Ela seguiu vindo às sessões e a contar-me mais de sua vida; tímida e desconfiadamente, passou aos poucos a contar comigo. Em certo momento viveu um sofrido episódio, no qual esperou mais uma vez o amparo materno para tomar uma importante decisão – esperou e nada recebeu. Na sessão chorou dolorosamente; retirou um lenço da caixa e fitou-me tristemente, revelando: “eu tenho uma mãe sim, mas uma mãe morta!”. Chorou novamente com intensidade. Senti a profundidade de suas palavras, o peso de sua dor; envolvi-me com tudo isso, tendo vontade de me abraçar a ela e também chorar. Por um breve intervalo de tempo senti-me imobilizada, morta também. Mas, como precisamos manter alguma parte de nós inteira e pensante, talvez tenha feito uma contratransferência produtiva, como conceitua Bollas (1987), pois dissociei em mim a parte ocupada por Gabriele da outra, avaliativa e capaz.
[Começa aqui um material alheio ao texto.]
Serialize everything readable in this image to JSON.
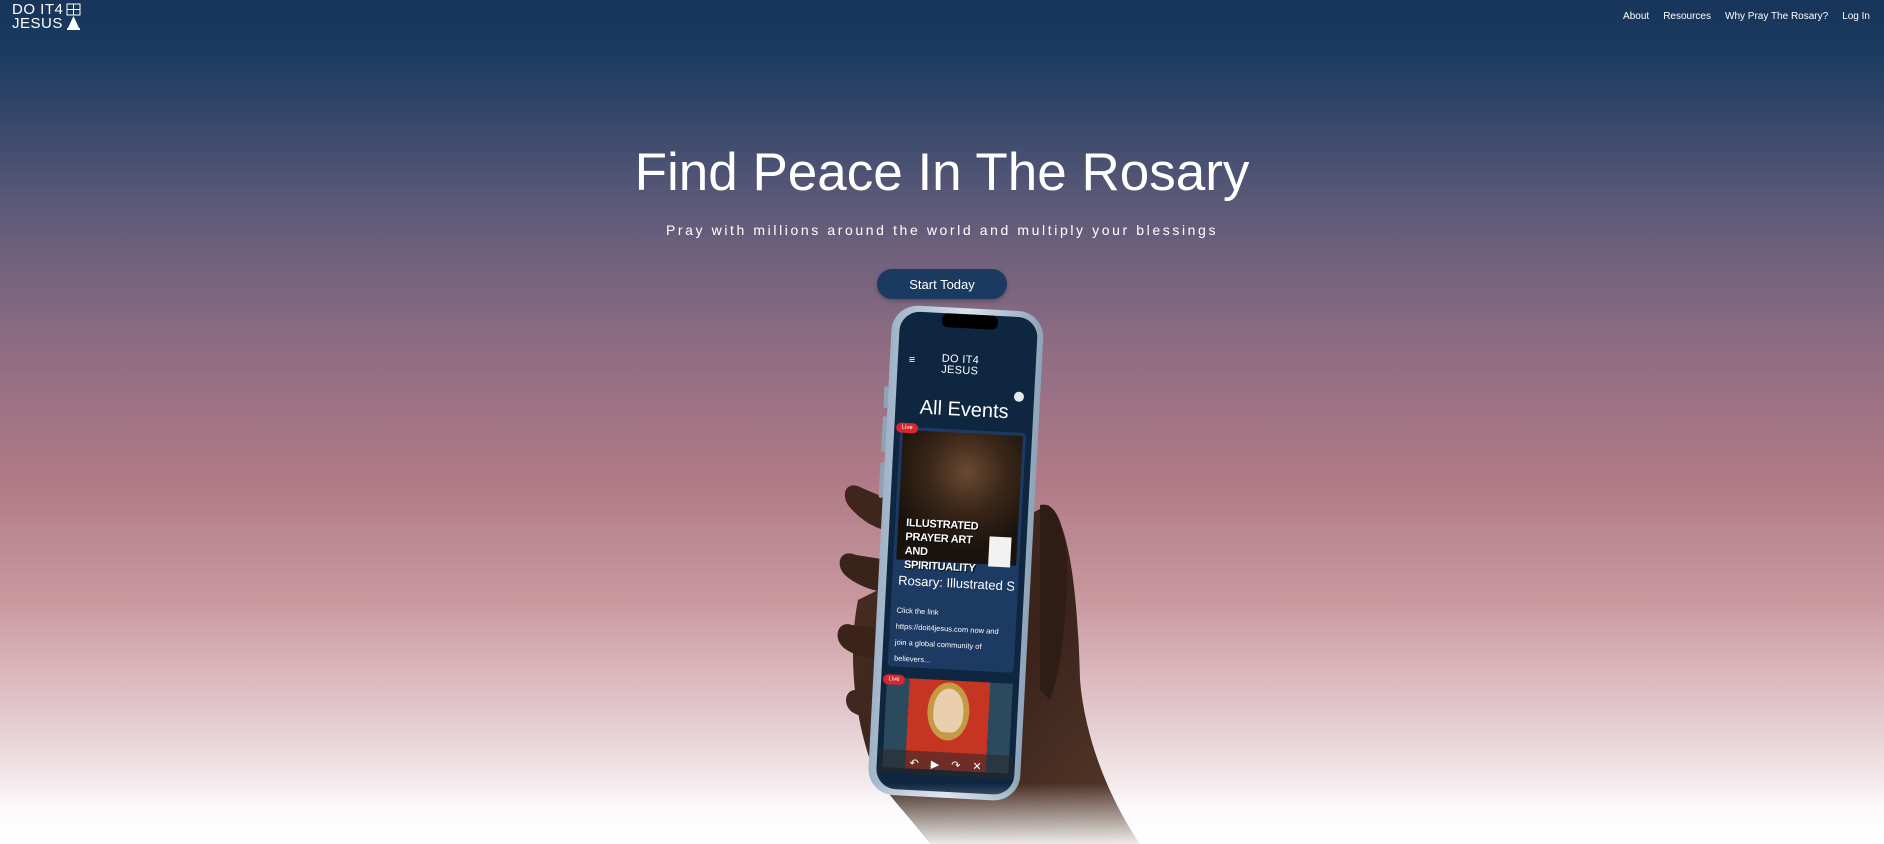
{
  "header": {
    "logo_line1": "DO IT4",
    "logo_line2": "JESUS",
    "nav": [
      "About",
      "Resources",
      "Why Pray The Rosary?",
      "Log In"
    ]
  },
  "hero": {
    "title": "Find Peace In The Rosary",
    "subtitle": "Pray with millions around the world and multiply your blessings",
    "cta_label": "Start Today"
  },
  "phone_screen": {
    "menu_icon": "hamburger-icon",
    "logo_line1": "DO IT4",
    "logo_line2": "JESUS",
    "heading": "All Events",
    "live_badge": "Live",
    "events": [
      {
        "image_text": "ILLUSTRATED PRAYER ART AND SPIRITUALITY",
        "title": "Rosary: Illustrated Sorrowf...",
        "description": "Click the link https://doit4jesus.com now and join a global community of believers..."
      }
    ],
    "second_live_badge": "Live"
  },
  "colors": {
    "navy": "#17355a",
    "button": "#1b3a5f",
    "live_red": "#d7262f"
  }
}
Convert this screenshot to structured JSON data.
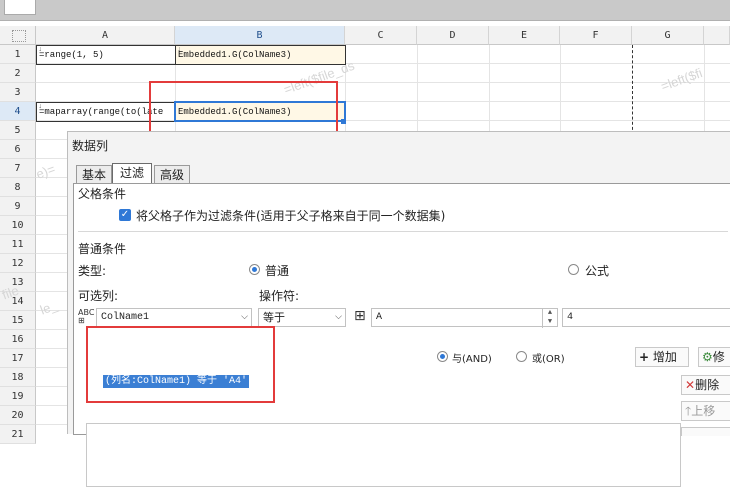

Ao sair do estado contratransferencial, consegui pensar e o primeiro pensamento que pulou em minha mente foi: “ela leu o texto A mãe morta, de Green!”. Green (1988) refere que a mãe morta é a mãe que se mantém viva, mas que está psiquicamente morta aos olhos da criança como conseqüência de sua depressão.

Lembrei também do que referenciou Winnicott (1954), que é o paciente que nos orienta em relação ao instrumento que iremos utilizar, cabendo-nos somente acompanhá-los. Foi o que me propus fazer – acompanhar Gabriele em sua “descoberta” dolorosa do jazigo da mãe, e em seu insight posterior, das inúmeras vezes que se sentiu morta como a mãe. Contou-me um episódio no qual havia passado a manhã tentando “ressuscitar” a mãe e disse: “depois de tudo isso, passei a tarde toda no sofá, sem me mexer, morta”. Alguns questionamentos surgiram: Gabriele ficou morta como a mãe para preservar um último elo com ela? Seus sintomas depressivos seriam somente o espelho da depressão materna? Ou ela poderia se deprimir por si só? Depois dessa sessão, os pesadelos de morte e falar sobre a morte passaram a ser uma constante no tratamento – conteúdos que revelavam seu mundo interno aterrorizador, sua não existência. Com o tempo, Gabriele batizou a morte com o nome de desamparo.

Apesar de toda herança de morte e desamparo vividos, transparentes em sua fisionomia assustada, ela conseguia destacar-se em seus afazeres, e não com pouco esforço, obter bons resultados. Mas, sobretudo, vivia acorrentada à mãe morta, ora tentando fazê-la ressuscitar, ora sendo ela própria a mãe morta no sofá.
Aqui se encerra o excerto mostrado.